Özkan DİKMEN
YALANDAN SİYASET!
YALANDAN SİYASET!
Konuya nereden başlasan alıp başını gidecek de ben de ortadan ortaya başlayayım istedim. Günümüzde siyaset iyice yalana bağladı. Zaten politikanın Yunancadan gelme temeli de öyle değil mi?
Tekirdağ’da da durum çok farklı değil. Herkes birbirini kandırıyor. Öyle ki hangi parti ne kadar potansiyeli olduğunu biliyor. Ama yine de herkes 12-0’a bağlamış gidiyor. Değişim olur mu olmaz mı bilinmez ama 2019 rüzgârının kelebek kanatlarını hissetmeye başladık. Zaman zaman sertleşen ve çirkinleşen siyasi arenada insanların kin kusması ve neredeyse birbirini boğazlayacak duruma gelmesi de çok ilginç.
Kesinlikle şunu söyleyebilirim ki; bırakın siyasi hoşgörüyü, sosyal yaşamda da kimsenin kimseye hoşgörü ve tahammülü kalmamış. Defalarca yazdık etmeyin gülümseyin, empati yapın, hoşgörünüzü açık tutun dedik. Diyoruz da, söylemeye de devam edeceğiz.
Siyasi yalan mevzusundan uzaklaşmadan ara yollara giriyoruz ama konu politika olunca ister istemez bu tür kaymalar olabiliyor. Tekirdağ’da siyasi durum üç aşağı beş yukarı belli. Ancak burada kimse kendini biçilen kaftanı giymek istemiyor. Herkes başkasının sırtındaki ile meşgul. Millet nasıl etmiş ne etmişin konusu farklı ancak siyasette bu dengeler konuşulmaya başlayınca işin rengi değişiyor. Aslında siyasiler Tekirdağ’da ki siyasi çizgiyi kabul ederek politikalarını geliştirmiş olsalar o zaman daha verimli sonuçlar alınabileceğini görecekler. Ama yok illa milleti kendi istedikleri çizgiye çekecekler. Durum böyle olunca da Türk milletinin geninde var ki inatlaşma durumunda kendi bildiğini okuyor.
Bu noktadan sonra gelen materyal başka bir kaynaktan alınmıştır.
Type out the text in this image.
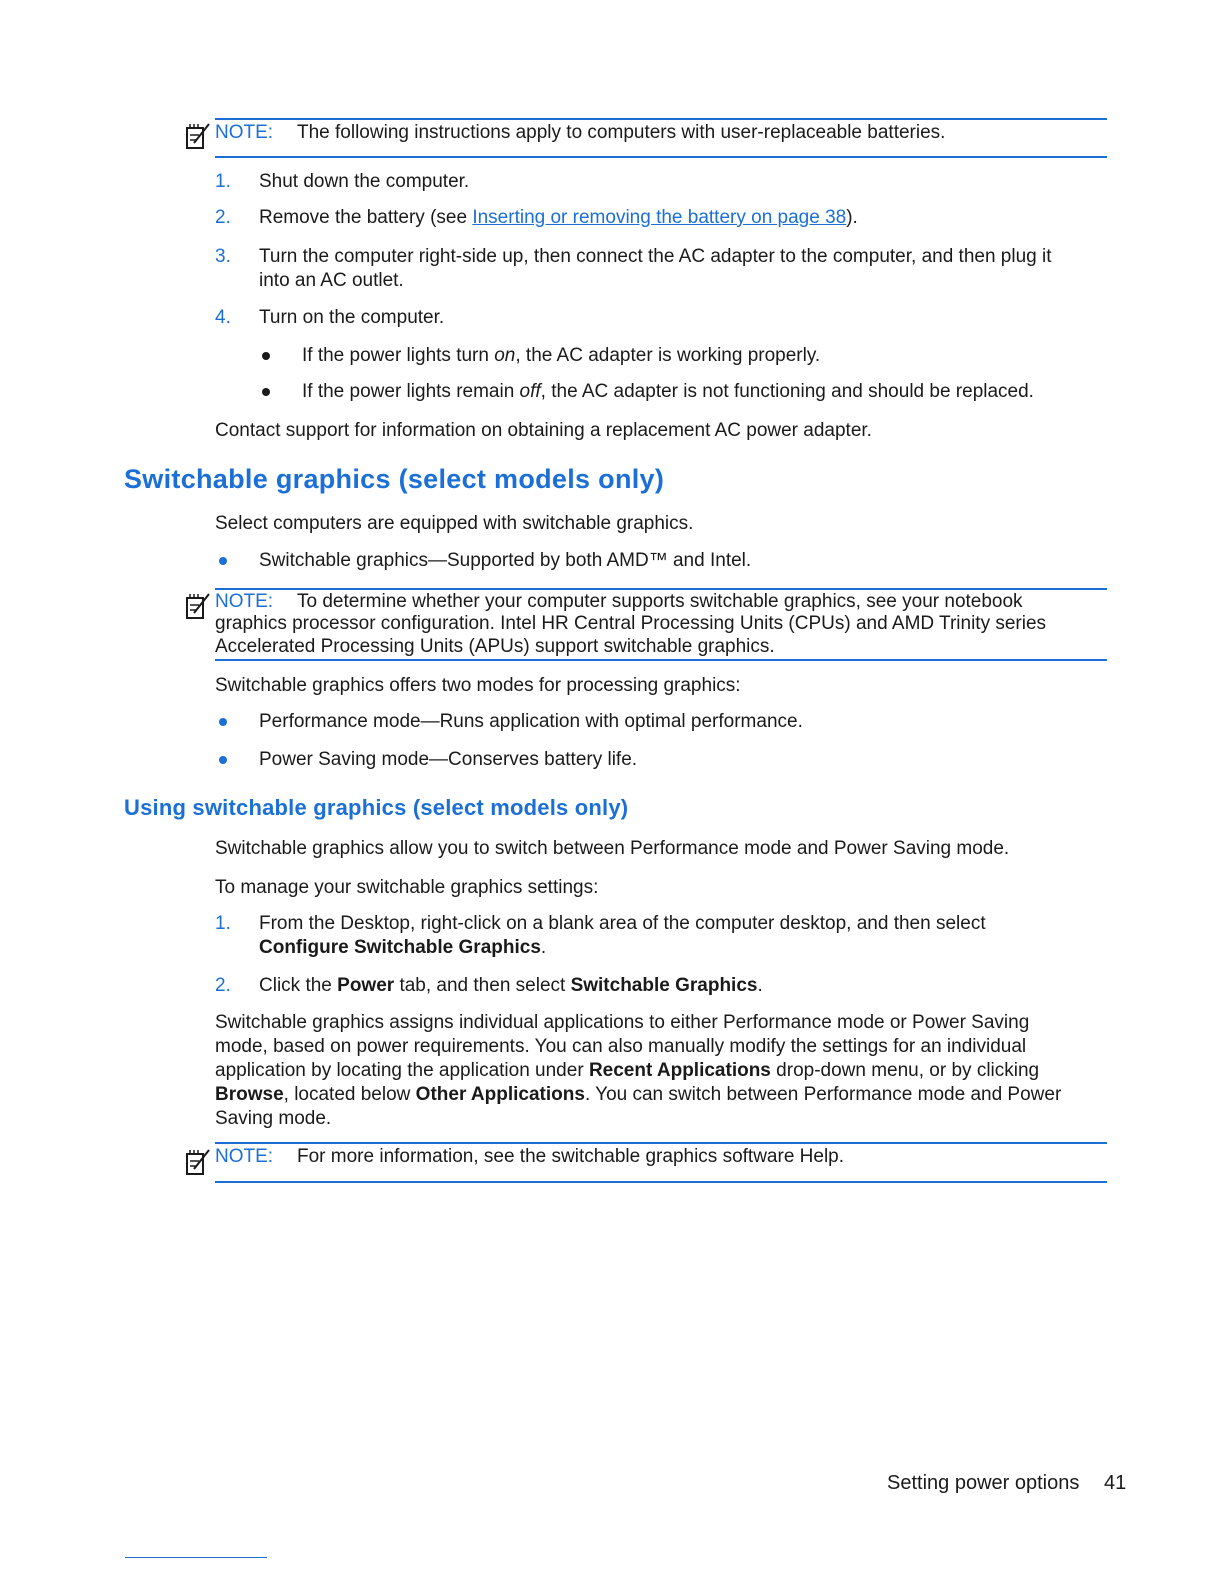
NOTE: The following instructions apply to computers with user-replaceable batteries.
1. Shut down the computer.
2. Remove the battery (see Inserting or removing the battery on page 38).
3. Turn the computer right-side up, then connect the AC adapter to the computer, and then plug it
into an AC outlet.
4. Turn on the computer.
If the power lights turn on, the AC adapter is working properly.
If the power lights remain off, the AC adapter is not functioning and should be replaced.
Contact support for information on obtaining a replacement AC power adapter.
Switchable graphics (select models only)
Select computers are equipped with switchable graphics.
Switchable graphics—Supported by both AMD™ and Intel.
NOTE: To determine whether your computer supports switchable graphics, see your notebook
graphics processor configuration. Intel HR Central Processing Units (CPUs) and AMD Trinity series
Accelerated Processing Units (APUs) support switchable graphics.
Switchable graphics offers two modes for processing graphics:
Performance mode—Runs application with optimal performance.
Power Saving mode—Conserves battery life.
Using switchable graphics (select models only)
Switchable graphics allow you to switch between Performance mode and Power Saving mode.
To manage your switchable graphics settings:
1. From the Desktop, right-click on a blank area of the computer desktop, and then select
Configure Switchable Graphics.
2. Click the Power tab, and then select Switchable Graphics.
Switchable graphics assigns individual applications to either Performance mode or Power Saving
mode, based on power requirements. You can also manually modify the settings for an individual
application by locating the application under Recent Applications drop-down menu, or by clicking
Browse, located below Other Applications. You can switch between Performance mode and Power
Saving mode.
NOTE: For more information, see the switchable graphics software Help.
Setting power options 41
Kendi bildiğini okuyan bir millete de illa ‘bizim istediğimiz gibi yap’ diye diretirseniz sonuç her zaman kaçınılmaz hüsranlarla gerçekleşir. Siyasilerin öncelikle yapması gerekenler YALANDAN SİYASETİ bırakıp gerçekleri göz önüne alarak çalışmaları. MENFAAAT SİYASETÇİLERİNİ şimdilik yazmıyorum. Zaten millet kör değil, sağır değil, herkes görebiliyor. Dün FETÖ’nün peşinden koşanlar bugün başka yarışta ipi göğüslemeye çalışıyorlar. Dün Ecevitçi, Deniz Baykalcı olanlar bugün Kemal Kılıçdaroğlu diyor başka bir şey de demiyorlar. Buna Türkçe’de başka bir şey diyorlar da bugünün konusu değil.
YALANDAN SİYASET dedik ya; bakın sosyal medya da ‘en çok ben politikacıyım’ paylaşımları nasıl gözünüze çarpar. Birkaç sıkı takipçi ve paylaşımlara yorum aldığınızda da oldunuz fenomen. Ama biraz algıda seçici davransak kimin ne maksatla neler yaptığını da görebiliriz. Yani anlayacağınız (birçoğunu tenzih ediyorum) siyasetçilerin birçoğu YALANDAN SİYASET yapıyor. Hele ki ‘körler sağırlar birbirini ağırlar’ sözleri inanılmaz yerine oturuyor birçok noktada. Ramazan ayı boyunca da bunun çokça örneğini görebileceksiniz.
İşin özü aslında insan unsuruna dayanıyor. Öncelikle kendimizi yeniden gözden geçirmeliyiz. Ne yapacaksak öncelikli olarak bu işe uygun olup olmadığımıza bakmalıyız. Her işi hakkıyla yapabilmek için o işte öncelikli olarak ehliyet sahibi olmak gerektiği inancımı koruyorum. Tıpkı son günlerde sabah erken kalkanın gazete açtığı gibi, siyasette de durum çok farklı değil. Akşam rüyaya yatan, sabah kendini genel başkan olarak uyandırıyor. Haddimizi bilmek ve her şeyden önemlisi büyüğe küçüğe saygılı olup üslubumuzu düzgün aktarmak en güzeli.
Ha bu arada kendini gazeteci olarak kamuoyuna lanse eden arkadaşlara da küçücük bir tavsiye… Gazeteci hesap sormaz, gazeteci soru sorar cevabına göre yayın organında gereğini yapar.